A Benetton ad gone bad: "Crash"

I almost titled this post "Hey, white man, wanna feel guilty?" Then I realized that no race goes unscathed in this somewhat uncomfortable movie about several Los Angelenos crossing paths over the course of 36 hours.

First, though, I need to call out the "Star Wars" fans and their piss-poor showing last night at one New York theater. While in town on business I caught the 9:05 pm showing of "Crash," less than three hours before the first showing of "Episode III" at 12:01 am. But I was very disappointed to see fewer than 50 people lined up outside the theater, and not one Wookiee costume among them. Then again, the cineplexes on Alderaan were just packed, I bet.

As for "Crash," we're treated to a decent ensemble cast of folks all guilty of some kind of prejudice as they interact with each other in sunny El Lay. None of these are above-the-title actors, although Don Cheadle ("Moving Violations") is always worth the price of admission. I still get choked up thinking about his bank loan scene in "Boogie Nights." ("This is a real thing ... ") In additon to Cheadle's turn as a cop, other players include:
  • Brendan Fraser ("Airheads") as a district attorney who gets carjacked.
  • Sandra Bullock ("Love Potion No. 9) as his wife, and not nearly as cute-perky as in "Speed," let me tell you.
  • Matt Dillon ("The Flamingo Kid"), bringing his punk attitude from "My Bodyguard" up to date as a cop with a few problems with affirmative action.
  • Ryan Phillippe ("I Know What You Did Last Summer") as his fresh-faced partner none too keen on Matty's anti-black attitude.
  • Terrence Dashon Howard ("The Player's Club"), who plays a TV show director who goes along with "the man" to his wife's chagrin. (I didn't know him by name but see he played "Young A.C." in "The O.J. Simpson Story," so he's all right by me.)
  • Thandie Newton ("The Chronicles of Riddick"), the aforementioned wife who has a couple of disturbing interludes with Dillon's cop.

There are many more people involved, from Larenz Tate and rapper Ludacris playing the carjackers to "that guy" William Fichtner's turn as a City Hall sleazoid and Jennifer "I've done other stuff since 'Spin City,' I swear" Esposito as Cheadle's partner/lover.
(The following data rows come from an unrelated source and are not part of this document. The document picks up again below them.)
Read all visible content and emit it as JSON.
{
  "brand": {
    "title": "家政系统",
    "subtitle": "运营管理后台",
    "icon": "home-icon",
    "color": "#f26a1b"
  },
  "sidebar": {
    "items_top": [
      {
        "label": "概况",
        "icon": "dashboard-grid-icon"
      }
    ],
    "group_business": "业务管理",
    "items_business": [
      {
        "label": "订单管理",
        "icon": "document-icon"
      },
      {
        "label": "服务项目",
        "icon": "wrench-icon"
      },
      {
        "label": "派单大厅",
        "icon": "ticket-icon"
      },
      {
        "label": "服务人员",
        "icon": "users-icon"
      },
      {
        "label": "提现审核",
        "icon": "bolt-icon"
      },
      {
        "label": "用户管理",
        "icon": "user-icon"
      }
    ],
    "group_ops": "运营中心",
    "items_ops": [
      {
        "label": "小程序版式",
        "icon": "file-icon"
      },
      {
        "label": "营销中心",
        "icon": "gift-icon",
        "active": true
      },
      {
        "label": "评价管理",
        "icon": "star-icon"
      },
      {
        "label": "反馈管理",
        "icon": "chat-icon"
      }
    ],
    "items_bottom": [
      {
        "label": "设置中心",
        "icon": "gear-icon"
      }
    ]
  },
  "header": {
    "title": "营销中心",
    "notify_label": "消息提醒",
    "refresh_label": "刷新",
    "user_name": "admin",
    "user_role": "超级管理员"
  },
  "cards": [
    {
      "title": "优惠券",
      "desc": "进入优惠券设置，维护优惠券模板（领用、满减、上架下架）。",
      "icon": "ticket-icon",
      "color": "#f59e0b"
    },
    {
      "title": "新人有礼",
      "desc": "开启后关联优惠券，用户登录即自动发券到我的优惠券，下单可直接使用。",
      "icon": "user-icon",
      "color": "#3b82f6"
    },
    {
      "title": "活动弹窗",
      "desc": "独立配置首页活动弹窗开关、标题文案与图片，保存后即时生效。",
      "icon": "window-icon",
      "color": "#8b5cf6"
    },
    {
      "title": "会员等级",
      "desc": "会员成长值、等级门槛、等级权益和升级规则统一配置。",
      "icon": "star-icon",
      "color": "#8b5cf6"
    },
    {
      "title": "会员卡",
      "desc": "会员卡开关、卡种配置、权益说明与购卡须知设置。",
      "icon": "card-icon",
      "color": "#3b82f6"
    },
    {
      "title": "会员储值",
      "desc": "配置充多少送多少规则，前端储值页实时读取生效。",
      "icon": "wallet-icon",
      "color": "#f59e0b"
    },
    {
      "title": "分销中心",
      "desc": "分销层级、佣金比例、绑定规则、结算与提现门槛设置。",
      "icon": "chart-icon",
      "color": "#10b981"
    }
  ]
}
And this doesn't even cover the plotline with the Persian storeowners and Hispanic locksmith (who also changed the Fraser-Bullock locks after the carjacking). Bottom line: There are a buttload of people here with some pent-up prejudice.

The result: A winding, not-bad tale that strays too much into lecture at times but overall is interesting, even gripping at times. Some performances might have been too one-note -- Bullock and Fraser didn't do much for me -- but hey, with this many people some aren't going to pull their weight. But in the end, the issues raised are worth thinking about, even if you might need a drink or two to calm the nerves. Maybe if Cheadle had worn his cowboy gear from "Boogie Nights," that would have lightened the mood.